Müslümanların elinde kıyamete kadar değişmeyecek (ki bu konuda Allah’ın vaadi1 kesindir) olan Kur’an gibi sapasağlam bir kaynak ve bu kaynağın açıklaması/şerhi durumunda olan sünnet vardır. Rasulullah Sallallahu Aleyhi ve Sellem’in ifadesiyle elimizde olduğunda ve sıkıca sarıldığımızda bizi istikamette tutacak olan bu iki kaynak, İslam dinini ayakta tutan en temel kaynaklardır. Son yıllarda bu iki kaynağın arasını ayırmaya, sünnetin değerini düşürmeye ve üzerinde şüpheler uyandırmaya çalışma faaliyetleri daha da hız kazandı. Kur’an’ı ortadan kaldırmaya güç yetiremeyenler, “hiç olmazsa manasını bozalım, anlaşılmasını engelleyelim” diyerek kötü emellerini (Kur’an’a nispetle daha kolay lokma olarak gördükleri) sünnet üzerinde icra etmeye karar verdiler. Çoğu Batılı Oryantalistlerden ve bir kısmı da Oryantalistlerin yerli iş birlikçilerinden oluşan bu taife, Müslümanların kafasını karıştırmak için birçok kitap yazdılar. Üniversitelerde çeşitli kürsüleri kaptılar, TV’lerde boy gösterdiler, bir şekilde meşhur edildiler ancak kısmi etkileri olduysa da genel manada başarılı olamadılar. Sünnetin yani Hz. Peygamber Sallallahu Aleyhi ve Sellem’in konumunu sarsamadılar.
Aslında sünnet etrafında şüpheler uyandırma, hadislere olan güveni sarsma ve sadece Kur’an’a bakarak dini anlamaya çalışma faaliyetleri ümmetin zayıf düştüğü son iki-üç asırda hız kazanmış olsa da ortaya çıkışı çok daha eskidir. İmam Şafii Rahimehullah’ın kendi zamanında hadisleri reddeden kişilerle mücadelesi2 bu meselenin çok daha önceleri gündeme geldiğini göstermektedir.
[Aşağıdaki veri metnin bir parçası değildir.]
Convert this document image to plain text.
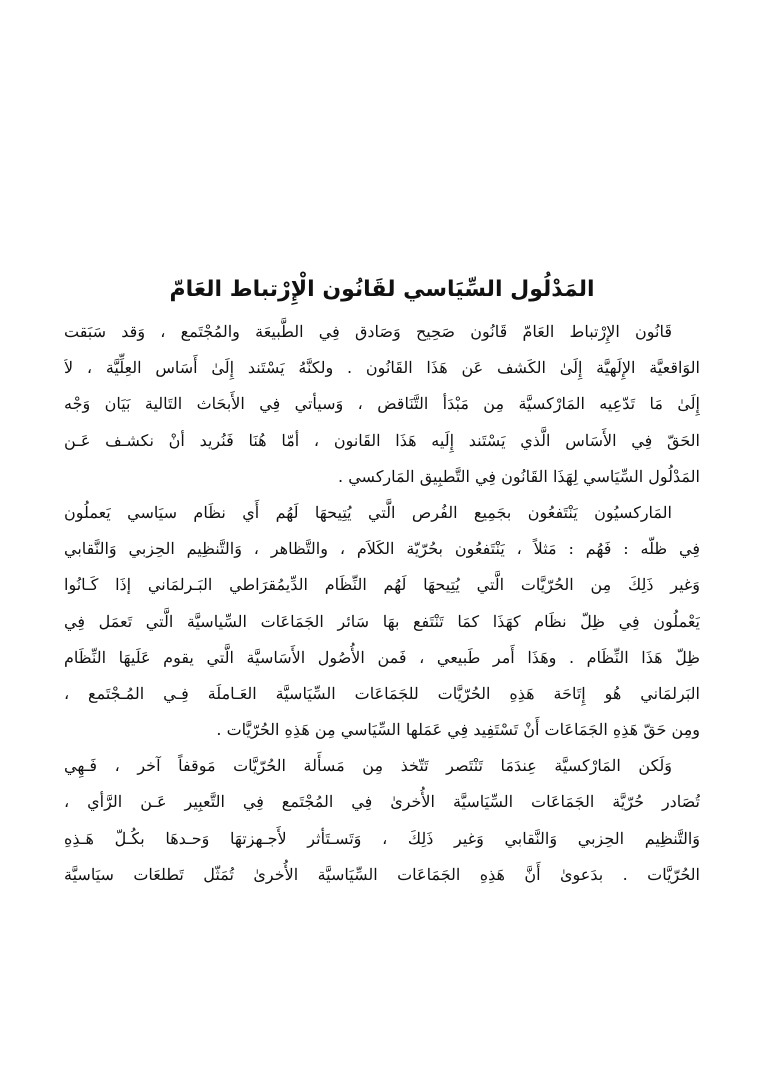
المَدْلُول السِّيَاسي لقَانُون الْإِرْتباط العَامّ
قَانُون الإِرْتباط العَامّ قَانُون صَحِيح وَصَادق فِي الطَّبيعَة والمُجْتَمع ، وَقد سَبَقت
الوَاقعيَّة الإِلَهيَّة إِلَىٰ الكَشف عَن هَذَا القَانُون . ولكنَّهُ يَسْتَند إِلَىٰ أَسَاس العِلِّيَّة ، لاَ
إِلَىٰ مَا تَدّعِيه المَارْكسيَّة مِن مَبْدَأ التَّنَاقض ، وَسيأتي فِي الأَبحَاث التَالية بَيَان وَجْه
الحَقّ فِي الأَسَاس الَّذي يَسْتَند إِلَيه هَذَا القَانون ، أمّا هُنَا فَنُريد أنْ نكشـف عَـن
المَدْلُول السِّيَاسي لِهَذَا القَانُون فِي التَّطبِيق المَاركسي .
المَاركسيُون يَنْتَفعُون بجَمِيع الفُرص الَّتي يُتِيحهَا لَهُم أَي نظَام سيَاسي يَعملُون
فِي ظلّه : فَهُم : مَثلاً ، يَنْتَفعُون بحُرّيّة الكَلاَم ، والتَّظاهر ، وَالتَّنظِيم الحِزبي وَالنَّقابي
وَغير ذَلِكَ مِن الحُرّيَّات الَّتي يُتِيحهَا لَهُم النِّظَام الدِّيمُقرَاطي البَـرلمَاني إذَا كَـانُوا
يَعْملُون فِي ظِلّ نظَام كهَذَا كمَا تَنْتَفع بهَا سَائر الجَمَاعَات السِّياسيَّة الَّتي تَعمَل فِي
ظِلّ هَذَا النِّظَام . وهَذَا أَمر طَبيعي ، فَمن الأُصُول الأَسَاسيَّة الَّتي يقوم عَلَيهَا النِّظَام
البَرلمَاني هُو إِتَاحَة هَذِهِ الحُرّيَّات للجَمَاعَات السِّيَاسيَّة العَـاملَة فِـي المُـجْتَمع ،
ومِن حَقّ هَذِهِ الجَمَاعَات أَنْ تَسْتَفِيد فِي عَمَلها السِّيَاسي مِن هَذِهِ الحُرّيَّات .
وَلَكن المَارْكسيَّة عِندَمَا تَنْتَصر تَتّخذ مِن مَسأَلة الحُرّيَّات مَوقفاً آخر ، فَـهِي
تُصَادر حُرّيَّة الجَمَاعَات السِّيَاسيَّة الأُخرىٰ فِي المُجْتَمع فِي التَّعبِير عَـن الرَّأي ،
وَالتَّنظِيم الحِزبي وَالنَّقابي وَغير ذَلِكَ ، وَتَسـتَأثر لأَجـهزتهَا وَحـدهَا بكُـلّ هَـذِهِ
الحُرّيَّات . بدَعوىٰ أَنَّ هَذِهِ الجَمَاعَات السِّيَاسيَّة الأُخرىٰ تُمَثّل تَطلعَات سيَاسيَّة
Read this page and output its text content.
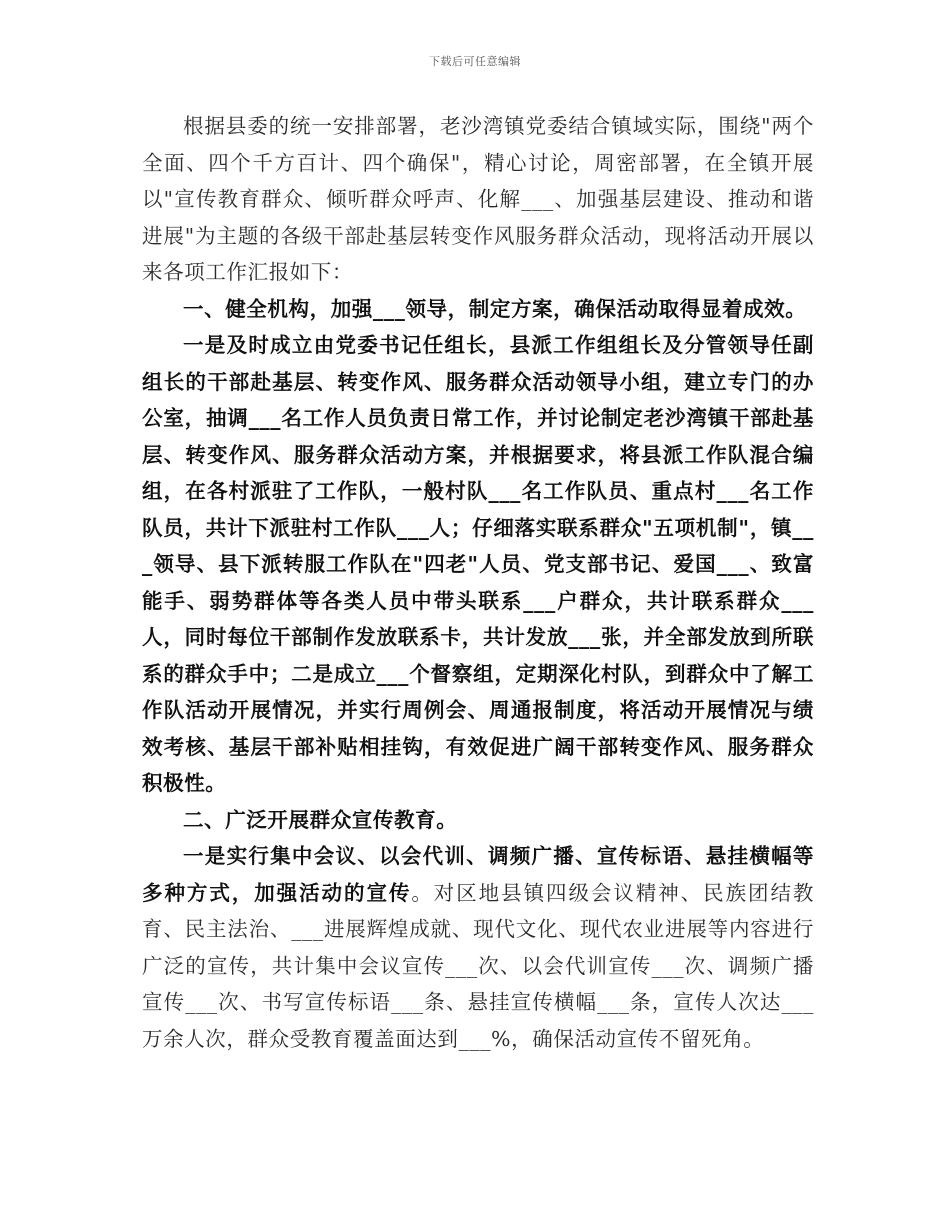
下载后可任意编辑

根据县委的统一安排部署，老沙湾镇党委结合镇域实际，围绕"两个全面、四个千方百计、四个确保"，精心讨论，周密部署，在全镇开展以"宣传教育群众、倾听群众呼声、化解___、加强基层建设、推动和谐进展"为主题的各级干部赴基层转变作风服务群众活动，现将活动开展以来各项工作汇报如下：

一、健全机构，加强___领导，制定方案，确保活动取得显着成效。

一是及时成立由党委书记任组长，县派工作组组长及分管领导任副组长的干部赴基层、转变作风、服务群众活动领导小组，建立专门的办公室，抽调___名工作人员负责日常工作，并讨论制定老沙湾镇干部赴基层、转变作风、服务群众活动方案，并根据要求，将县派工作队混合编组，在各村派驻了工作队，一般村队___名工作队员、重点村___名工作队员，共计下派驻村工作队___人；仔细落实联系群众"五项机制"，镇___领导、县下派转服工作队在"四老"人员、党支部书记、爱国___、致富能手、弱势群体等各类人员中带头联系___户群众，共计联系群众___人，同时每位干部制作发放联系卡，共计发放___张，并全部发放到所联系的群众手中；二是成立___个督察组，定期深化村队，到群众中了解工作队活动开展情况，并实行周例会、周通报制度，将活动开展情况与绩效考核、基层干部补贴相挂钩，有效促进广阔干部转变作风、服务群众积极性。

二、广泛开展群众宣传教育。

一是实行集中会议、以会代训、调频广播、宣传标语、悬挂横幅等多种方式，加强活动的宣传。对区地县镇四级会议精神、民族团结教育、民主法治、___进展辉煌成就、现代文化、现代农业进展等内容进行广泛的宣传，共计集中会议宣传___次、以会代训宣传___次、调频广播宣传___次、书写宣传标语___条、悬挂宣传横幅___条，宣传人次达___万余人次，群众受教育覆盖面达到___%，确保活动宣传不留死角。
Ancak gerek sahabe-i kiramın gerekse sonraki nesillerin titiz ve gayretli çalışmaları sünnetin bugünlere sahih bir şekilde ulaşmasını sağlamıştır.
Hz. Peygamber Sallallahu Aleyhi ve Sellem’in konumunu en iyi bilen ve bu konuda en net tavır gösteren sahabe-i kiram efendilerimizdir. Bir meseleyi Kur’an’da bulamadıklarında veya Kur’an’ın o mesele hakkında ne dediğini tam anlayamadıklarında hemen sünnete müracaat ediyorlardı. Kendilerinden sonraki nesle bu anlayışın aktarılmasında kilit rol oynadılar. Sahabeden hemen sonraki nesiller (tabiin ve tebeü’t-tâbiîn) de bu konuda titizlik gösterdiler. Onların zamanında sünnet etrafında şüphe oluşturanlar çıktıysa da ümmetin büyük bir çoğunluğunun bu konuları bilmesi, bu meselelerde otorite âlimlerin varlığı ve İslam’ın hükümlerinin hâkim oluşu gibi birçok faktör bu gibi fitnelerin zuhuruna engel oldu. Sahabenin sünnete olan bağlılığı ve sünnetin konumunu anlamayanlara verdiği cevap anlamında güzel bir örnekle konuyu açmak istiyorum: “Ashab-ı kiramdan İmran b. Husayn Radıyallahu Anh, Hz. Ömer Radıyallahu Anh zamanında Basra valisi olmuştu. Bir gün Müslümanlarla sohbet ediyordu. Cemaatten biri: ‘Siz bize bazı hadisler okuyorsunuz, ama biz onları Kur’an’da bulamıyoruz’ dedi. İmran Radıyallahu Anh bu adamın sözüne kızdı ve ona: ‘Sen Kur’an okudun mu?’ diye sordu. Adam ‘Evet, okudum’ dedi. Bunun üzerine İmran Radıyallahu Anh: ‘Peki, sen Kur’an’da akşam namazının farzının üç rekât, yatsı namazının farzının dört rekât, sabah namazının farzının iki rekât, öğle ve ikindi namazının farzlarının dörder rekât olduğunu gördün mü? Görmedin. Peki, siz bunları kimden öğrendiniz? Bizden öğrendiniz değil mi? İşte biz de bunları Allah Rasulü’nden öğrendik’ dedi.”3 Hadisin devamında zekât ve hac ile ilgili de benzeri soruları sordu ve her seferinde muhatabı bunlarla ilgili malumatı Kur’an’da bulamadığını itiraf etti.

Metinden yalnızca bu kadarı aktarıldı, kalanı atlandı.